Japan reads into 'Letters From Iwo Jima'

The film is stirring debate as the nation mulls rewriting its pacifist constitution.

About halfway through a showing of "Letters From Iwo Jima" – Clint Eastwood's epic about Japan's futile stand during the World War II battle – a 30-something Japanese salaryman takes off his glasses to wipe away the tears from his eyes. He does this several times during the movie, the first time after a young American soldier dies.

Told from a Japanese perspective, the film recounts the 36-day struggle for an island the soldiers were led to believe was essential for the survival of their homeland, but which ended up costing more than 20,000 Japanese lives.

Eastwood took a huge risk in planting an American flag in a historical episode so haunting to the Japanese that the nation has largely shied away from producing movies about it. But instead of being shunned as the work of an ignorant outsider, "Letters From Iwo Jima" is resonating with critics and public alike during a pivotal political moment. The film is stirring emotions – reports of men weeping during screenings aren't uncommon – and debate as Japan mulls rewriting its pacifist constitution and some look longingly to a more patriotic past.

"The way [the movie] has been advertised certainly has something of a nationalist drumbeat. And yet the left is taking this as an antiwar film," says Aaron Gerow, an assistant professor of film studies at Yale university who spent 12 years working for the Yamagata International Documentary Film Festival.

Both sides of the political spectrum are battling over the soul of the nation's future direction. Current Prime Minister Shinzo Abe has already pressed to have the Defense Agency upgraded to ministry status and last week succeeded in getting laws through the upper house requiring schools to teach patriotism.

"Letters From Iwo Jima" arrives during a time of general debate about whether young Japanese know enough about the war. Certainly, some younger moviegoers have been surprised by the brutality of the fighting.

"I didn't really know what to expect, but it seemed very real," says 20something Wakako Hattori after a recent screening. "My boyfriend even cried when he saw it."

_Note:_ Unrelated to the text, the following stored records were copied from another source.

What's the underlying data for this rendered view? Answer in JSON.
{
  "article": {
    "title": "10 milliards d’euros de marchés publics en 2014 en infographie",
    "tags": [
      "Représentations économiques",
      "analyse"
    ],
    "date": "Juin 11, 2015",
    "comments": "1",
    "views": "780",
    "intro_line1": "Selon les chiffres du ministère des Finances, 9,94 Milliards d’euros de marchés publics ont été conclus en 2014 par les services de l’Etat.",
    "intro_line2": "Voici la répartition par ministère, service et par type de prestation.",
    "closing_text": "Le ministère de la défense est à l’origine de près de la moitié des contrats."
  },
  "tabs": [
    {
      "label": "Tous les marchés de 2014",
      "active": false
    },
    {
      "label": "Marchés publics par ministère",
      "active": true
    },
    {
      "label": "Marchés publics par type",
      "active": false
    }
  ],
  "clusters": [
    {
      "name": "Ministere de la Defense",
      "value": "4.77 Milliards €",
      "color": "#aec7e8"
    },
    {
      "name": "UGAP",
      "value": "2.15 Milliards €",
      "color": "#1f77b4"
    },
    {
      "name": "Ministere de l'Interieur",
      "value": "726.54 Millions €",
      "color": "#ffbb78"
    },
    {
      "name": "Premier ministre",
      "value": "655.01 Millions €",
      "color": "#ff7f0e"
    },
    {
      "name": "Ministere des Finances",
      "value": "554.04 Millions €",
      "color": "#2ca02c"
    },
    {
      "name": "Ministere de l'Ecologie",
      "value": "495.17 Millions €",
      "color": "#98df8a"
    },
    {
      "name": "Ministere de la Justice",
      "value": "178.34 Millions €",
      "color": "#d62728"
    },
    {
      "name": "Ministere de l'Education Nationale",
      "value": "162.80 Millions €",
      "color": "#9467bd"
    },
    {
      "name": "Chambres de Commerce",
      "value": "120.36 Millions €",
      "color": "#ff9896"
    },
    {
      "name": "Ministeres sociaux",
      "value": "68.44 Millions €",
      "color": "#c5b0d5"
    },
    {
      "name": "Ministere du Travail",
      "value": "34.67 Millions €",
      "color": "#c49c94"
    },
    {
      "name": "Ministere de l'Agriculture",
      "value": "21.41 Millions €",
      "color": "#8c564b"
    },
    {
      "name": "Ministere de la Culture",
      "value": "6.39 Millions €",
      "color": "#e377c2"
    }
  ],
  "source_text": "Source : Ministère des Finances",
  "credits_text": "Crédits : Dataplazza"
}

But outside the cinema here in the Roppongi Hills district – its luxury high-rise apartments and upscale restaurants a testament to the city's rise from the devastation of the war – a theater manager bemoans how few youngsters have seen the movie. "Mostly it has been older people who have been coming to see it, and people in their 30s," says the manager, who asked not to be identified for fear of his cinema being embroiled in a controversy. "Young people haven't come as much because they don't know as much about the war."

Eastwood's movie, which has been top of the Japanese box office for the past two weekends even as it generates buzz in the US as an Oscar front-runner, is one of few to tackle Iwo Jima. (Earlier this fall, the director released a companion piece, "Flags of Our Fathers," which explored the American experience in the battle as well.) Just two nondocumentary Japanese movies have previously focused on the assault, a 1959 effort called "Iwo Jima" and "Kaigun Tokubetsu Shonenhei" ("Special Naval Youth Soldiers"), released in 1972.

"More movies have focused on Okinawa, primarily because they could take up the story of suffering civilians," says Mr. Gerow. "But in Iwo Jima it was just soldiers."

"Letters" has been winning over Japanese film critics. The Yomiuri Shimbun newspaper praised the way the movie was able to personalize the soldiers, while the Mainichi applauded its sympathetic portrayal of some of the young Japanese soldiers, arguing that a film showing the soldiers' humanity could in fact only be shot by an outsider – that it would be impossible for a country that is constitutionally denied its own military to properly honor them.

Indeed, Japan is wrestling with the idea of revising its American-drafted constitution. A powerful movement argues that Japan should adopt a more assertive national pride and take a more active role militarily in its US-led defenses.

"Japan needs to have a discussion with its people about what sort of nationalism it wants," says Steven Clemons, founder of the Japan Policy Research Institute. He believes this discussion must include the younger generation of Japanese.

The decision to cast Kazunari Ninomiya, better known for his role in the pop band Arashi, may have been with a view to broadening the movie's appeal to a younger audience in what is the second-largest movie market in the world.

"I thought the movie was very good," says Kenji Tanigaki, a young viewer. "But it was sad to see so many people dying for no reason. I don't think I could do what they did."